For improved performance, or if you just want to live on the bleeding edge, you can explicitly perform verification locally by using the LocalVerifier class like so:

>>> verifier = browserid.LocalVerifier(["*.mysite.com"])
>>> data = verifier.verify(BROWSERIDASSERTION)
>>> print data["email"]
"test@example.com"

Note that the details of the BrowserID Protocol are still in flux, so local verification might break due to incompatible changes. As things stabilise this will become the default implementation.

0.6.2 - 2012-07-17

  • Add persona.org and related sites to the list of default trusted secondaries.

0.6.1 - 2012-06-07

  • Disable certificate chaining for now. This feature is not used by any servers in the wild, and the spec for it is going to change soon.

0.6.0 - 2012-31-05

  • Remove ability to use a custom JWT parser class, it’s not used and adds needless complexity.
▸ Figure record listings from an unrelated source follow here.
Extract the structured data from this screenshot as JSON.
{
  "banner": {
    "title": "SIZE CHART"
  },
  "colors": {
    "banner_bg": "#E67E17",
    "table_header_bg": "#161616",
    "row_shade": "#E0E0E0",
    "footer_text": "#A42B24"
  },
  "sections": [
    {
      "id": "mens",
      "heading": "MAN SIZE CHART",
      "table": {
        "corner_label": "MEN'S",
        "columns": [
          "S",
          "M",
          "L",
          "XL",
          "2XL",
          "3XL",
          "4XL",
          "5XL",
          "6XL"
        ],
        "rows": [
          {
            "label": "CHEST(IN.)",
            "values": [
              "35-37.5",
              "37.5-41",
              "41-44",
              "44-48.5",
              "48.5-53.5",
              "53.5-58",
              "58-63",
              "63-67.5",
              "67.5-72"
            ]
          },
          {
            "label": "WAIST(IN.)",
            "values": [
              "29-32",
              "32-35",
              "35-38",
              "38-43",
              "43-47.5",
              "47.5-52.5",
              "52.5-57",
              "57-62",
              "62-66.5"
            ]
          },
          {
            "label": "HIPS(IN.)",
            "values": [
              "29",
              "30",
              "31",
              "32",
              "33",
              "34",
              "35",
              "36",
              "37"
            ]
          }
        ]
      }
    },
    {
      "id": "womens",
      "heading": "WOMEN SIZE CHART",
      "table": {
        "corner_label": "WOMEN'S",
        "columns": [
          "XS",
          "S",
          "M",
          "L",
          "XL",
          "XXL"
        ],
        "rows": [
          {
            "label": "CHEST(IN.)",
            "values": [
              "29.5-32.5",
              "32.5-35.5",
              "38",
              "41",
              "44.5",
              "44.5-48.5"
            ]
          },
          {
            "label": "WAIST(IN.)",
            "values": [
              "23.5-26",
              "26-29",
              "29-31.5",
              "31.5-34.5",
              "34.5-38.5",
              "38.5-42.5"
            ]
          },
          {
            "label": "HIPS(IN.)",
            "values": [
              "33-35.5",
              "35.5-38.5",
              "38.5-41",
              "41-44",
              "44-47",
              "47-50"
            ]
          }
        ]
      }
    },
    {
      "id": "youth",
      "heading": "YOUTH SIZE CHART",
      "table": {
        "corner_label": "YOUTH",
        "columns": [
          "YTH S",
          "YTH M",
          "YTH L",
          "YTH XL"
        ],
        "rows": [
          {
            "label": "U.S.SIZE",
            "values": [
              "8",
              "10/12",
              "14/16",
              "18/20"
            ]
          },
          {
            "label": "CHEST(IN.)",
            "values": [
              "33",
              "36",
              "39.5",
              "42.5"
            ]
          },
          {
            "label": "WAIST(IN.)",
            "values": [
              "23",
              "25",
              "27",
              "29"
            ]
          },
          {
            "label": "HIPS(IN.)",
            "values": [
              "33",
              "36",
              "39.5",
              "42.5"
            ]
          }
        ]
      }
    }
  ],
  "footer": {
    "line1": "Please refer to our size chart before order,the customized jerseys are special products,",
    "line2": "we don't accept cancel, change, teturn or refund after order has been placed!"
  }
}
  • Add a way to skip the ssl verification when getting certificates with the CertificateManager.

0.5.0 - 2012-04-18

  • add support of requests rather than custom code for ssl checking when retrieving certificates.

  • removed patch utility for secure_urlopen (we are now using requests)

  • add more verbose errors when dealing with RSA/DSA Keys.

0.4.0 - 2012-03-13

  • Renamed from PyVEP to PyBrowserID, in keeping with Mozilla branding.

  • Audience checking now accepts glob-style patterns as well as fixed audience strings.

  • Verifier objects now accept a list of audience patterns as their first argument. This is designed to encourage doing the right thing rather than, say, passing in the hostname from the request.

  • Allowed LocalVerifier to use of a custom JWT parser.

  • Removed browserid.verify_[remote|local|dummy] since they just cause confusion. You should either accept the defaults provided by the browserid.verify function, or use a full-blown Verifier object.

  • Split certificate loading and caching into a separate class, in browserid.certificates:CertificatesManager.

  • Removed the DummyVerifier class in favour of supporting functions in browserid.tests.support.